Perché un blog di cucina "confessionale"?

Ciao a tutti!

Questa domanda, in effetti, potrebbe non sembrare faziosa. Che motivo c'è di etichettare la cucina? Forse che è impedita a chi non si professa di una certa religione? Potremmo rispondere che molte altre confessioni religiose nel mondo hanno la propria cucina (halal per i musulmani, kosher per gli ebrei) e che noi la consumiamo spesso come un delizioso pasto esotico, che ci piace assaporare per la sua differenza con la cucina nostrana. Il senso di questo blog è tutt'altro: è offrire a tutti una panoramica - certamente incompleta - di ricette proprie dei paesi tradizionalmente ortodossi, spesso legate ai cicli del digiuno quaresimale, che possano essere così preparate da tutti i cristiani ortodossi italiani, e da quanti vogliono assaporare il gusto semplice e genuino della cucina del passato, legata ai ritmi delle stagioni e delle tradizioni contadine. 
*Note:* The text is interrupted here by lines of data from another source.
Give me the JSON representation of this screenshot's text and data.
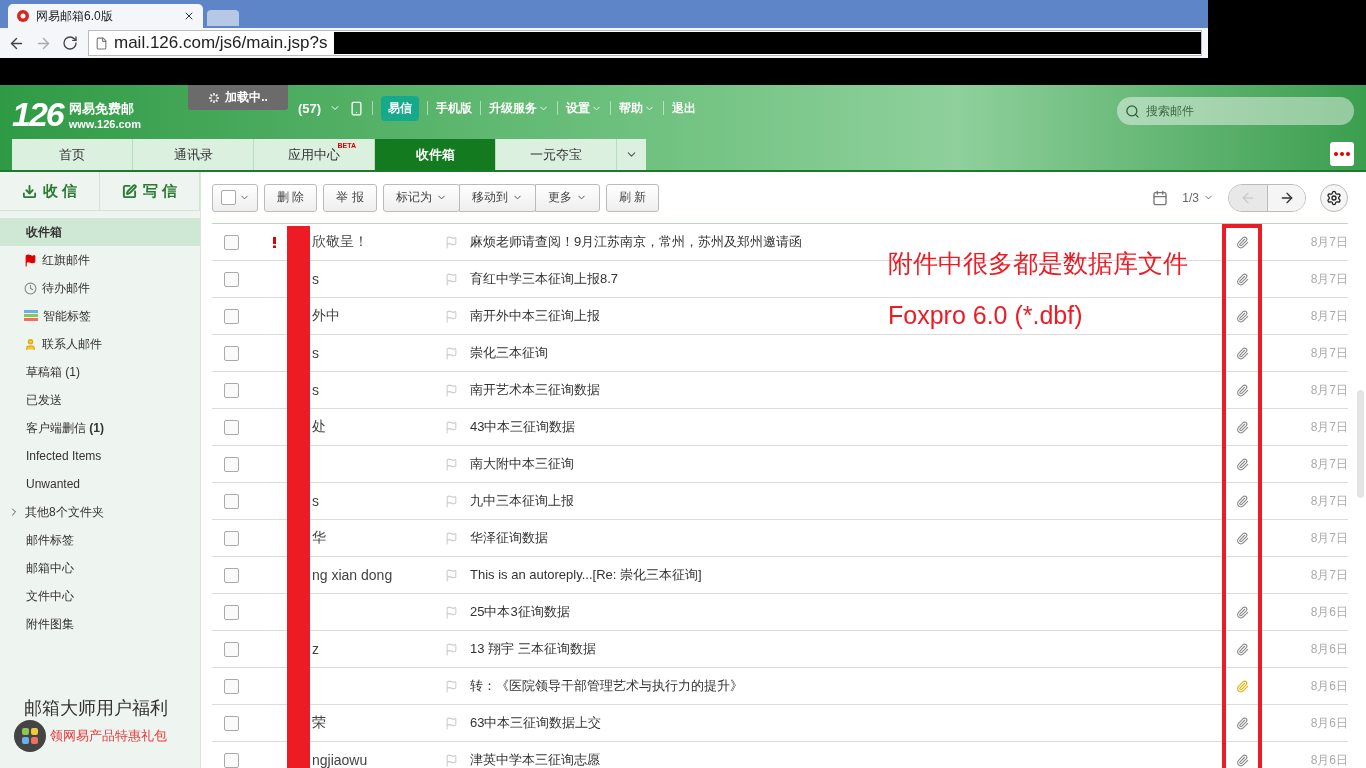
{
  "browser": {
    "tab_title": "网易邮箱6.0版",
    "url": "mail.126.com/js6/main.jsp?s"
  },
  "header": {
    "logo_number": "126",
    "logo_name": "网易免费邮",
    "logo_site": "www.126.com",
    "loading": "加载中..",
    "unread_count": "(57)",
    "yixin": "易信",
    "nav": [
      {
        "label": "手机版",
        "dropdown": false
      },
      {
        "label": "升级服务",
        "dropdown": true
      },
      {
        "label": "设置",
        "dropdown": true
      },
      {
        "label": "帮助",
        "dropdown": true
      },
      {
        "label": "退出",
        "dropdown": false
      }
    ],
    "search": {
      "placeholder": "搜索邮件"
    }
  },
  "tabs": [
    {
      "label": "首页",
      "selected": false
    },
    {
      "label": "通讯录",
      "selected": false
    },
    {
      "label": "应用中心",
      "badge": "BETA",
      "selected": false
    },
    {
      "label": "收件箱",
      "selected": true
    },
    {
      "label": "一元夺宝",
      "selected": false
    }
  ],
  "sidebar": {
    "receive": "收 信",
    "compose": "写 信",
    "folders": [
      {
        "label": "收件箱",
        "kind": "plain",
        "selected": true
      },
      {
        "label": "红旗邮件",
        "kind": "flagged",
        "selected": false
      },
      {
        "label": "待办邮件",
        "kind": "todo",
        "selected": false
      },
      {
        "label": "智能标签",
        "kind": "smart",
        "selected": false
      },
      {
        "label": "联系人邮件",
        "kind": "contacts",
        "selected": false
      },
      {
        "label": "草稿箱 (1)",
        "kind": "plain",
        "selected": false
      },
      {
        "label": "已发送",
        "kind": "plain",
        "selected": false
      },
      {
        "label": "客户端删信 **(1)**",
        "kind": "plain",
        "selected": false
      },
      {
        "label": "Infected Items",
        "kind": "plain",
        "selected": false
      },
      {
        "label": "Unwanted",
        "kind": "plain",
        "selected": false
      },
      {
        "label": "其他8个文件夹",
        "kind": "collapsed",
        "selected": false
      },
      {
        "label": "邮件标签",
        "kind": "plain",
        "selected": false
      },
      {
        "label": "邮箱中心",
        "kind": "plain",
        "selected": false
      },
      {
        "label": "文件中心",
        "kind": "plain",
        "selected": false
      },
      {
        "label": "附件图集",
        "kind": "plain",
        "selected": false
      }
    ],
    "promo": {
      "title": "邮箱大师用户福利",
      "subtitle": "领网易产品特惠礼包"
    }
  },
  "toolbar": {
    "buttons": [
      {
        "label": "删 除",
        "dropdown": false,
        "joined": false
      },
      {
        "label": "举 报",
        "dropdown": false,
        "joined": false
      },
      {
        "label": "标记为",
        "dropdown": true,
        "joined": false
      },
      {
        "label": "移动到",
        "dropdown": true,
        "joined": true
      },
      {
        "label": "更多",
        "dropdown": true,
        "joined": true
      },
      {
        "label": "刷 新",
        "dropdown": false,
        "joined": false
      }
    ],
    "page": "1/3"
  },
  "messages": [
    {
      "checked": false,
      "important": true,
      "sender": "欣敬呈！",
      "subject": "麻烦老师请查阅！9月江苏南京，常州，苏州及郑州邀请函",
      "attachment": true,
      "attachment_highlighted": false,
      "date": "8月7日"
    },
    {
      "checked": false,
      "important": false,
      "sender": "s",
      "subject": "育红中学三本征询上报8.7",
      "attachment": true,
      "attachment_highlighted": false,
      "date": "8月7日"
    },
    {
      "checked": false,
      "important": false,
      "sender": "外中",
      "subject": "南开外中本三征询上报",
      "attachment": true,
      "attachment_highlighted": false,
      "date": "8月7日"
    },
    {
      "checked": false,
      "important": false,
      "sender": "s",
      "subject": "崇化三本征询",
      "attachment": true,
      "attachment_highlighted": false,
      "date": "8月7日"
    },
    {
      "checked": false,
      "important": false,
      "sender": "s",
      "subject": "南开艺术本三征询数据",
      "attachment": true,
      "attachment_highlighted": false,
      "date": "8月7日"
    },
    {
      "checked": false,
      "important": false,
      "sender": "处",
      "subject": "43中本三征询数据",
      "attachment": true,
      "attachment_highlighted": false,
      "date": "8月7日"
    },
    {
      "checked": false,
      "important": false,
      "subject": "南大附中本三征询",
      "attachment": true,
      "attachment_highlighted": false,
      "date": "8月7日"
    },
    {
      "checked": false,
      "important": false,
      "sender": "s",
      "subject": "九中三本征询上报",
      "attachment": true,
      "attachment_highlighted": false,
      "date": "8月7日"
    },
    {
      "checked": false,
      "important": false,
      "sender": "华",
      "subject": "华泽征询数据",
      "attachment": true,
      "attachment_highlighted": false,
      "date": "8月7日"
    },
    {
      "checked": false,
      "important": false,
      "sender": "ng xian dong",
      "subject": "This is an autoreply...[Re: 崇化三本征询]",
      "attachment": false,
      "date": "8月7日"
    },
    {
      "checked": false,
      "important": false,
      "subject": "25中本3征询数据",
      "attachment": true,
      "attachment_highlighted": false,
      "date": "8月6日"
    },
    {
      "checked": false,
      "important": false,
      "sender": "z",
      "subject": "13 翔宇 三本征询数据",
      "attachment": true,
      "attachment_highlighted": false,
      "date": "8月6日"
    },
    {
      "checked": false,
      "important": false,
      "subject": "转：《医院领导干部管理艺术与执行力的提升》",
      "attachment": true,
      "attachment_highlighted": true,
      "date": "8月6日"
    },
    {
      "checked": false,
      "important": false,
      "sender": "荣",
      "subject": "63中本三征询数据上交",
      "attachment": true,
      "attachment_highlighted": false,
      "date": "8月6日"
    },
    {
      "checked": false,
      "important": false,
      "sender": "ngjiaowu",
      "subject": "津英中学本三征询志愿",
      "attachment": true,
      "attachment_highlighted": false,
      "date": "8月6日"
    }
  ],
  "annotations": [
    "附件中很多都是数据库文件",
    "Foxpro 6.0 (*.dbf)"
  ]
}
Passiamo al nome. Agape. Anticamente, nei primi secoli della cristianità, le mense fraterne che seguivano le celebrazioni avevano questo nome, che significa "amore". Amore verso cosa, o verso chi? l'Agape era un pasto offerto a tutti coloro che entravano nella mensa cristiana, fossero poveri o ricchi, schiavi o liberi, cristiani o meno. Era uno dei segni del famoso << spezzare il pane comune >> che viene sovente ricordato come tratto dei primi cristiani. Speriamo dunque che questa piattaforma venga ricevuta con amore, perché l'intento non è ghettizzante ma al contrario mostrare, nella festa così come nei periodi di raccoglimento, come la vita cristiana permea ogni aspetto dell'esistenza, financo il nostro desco.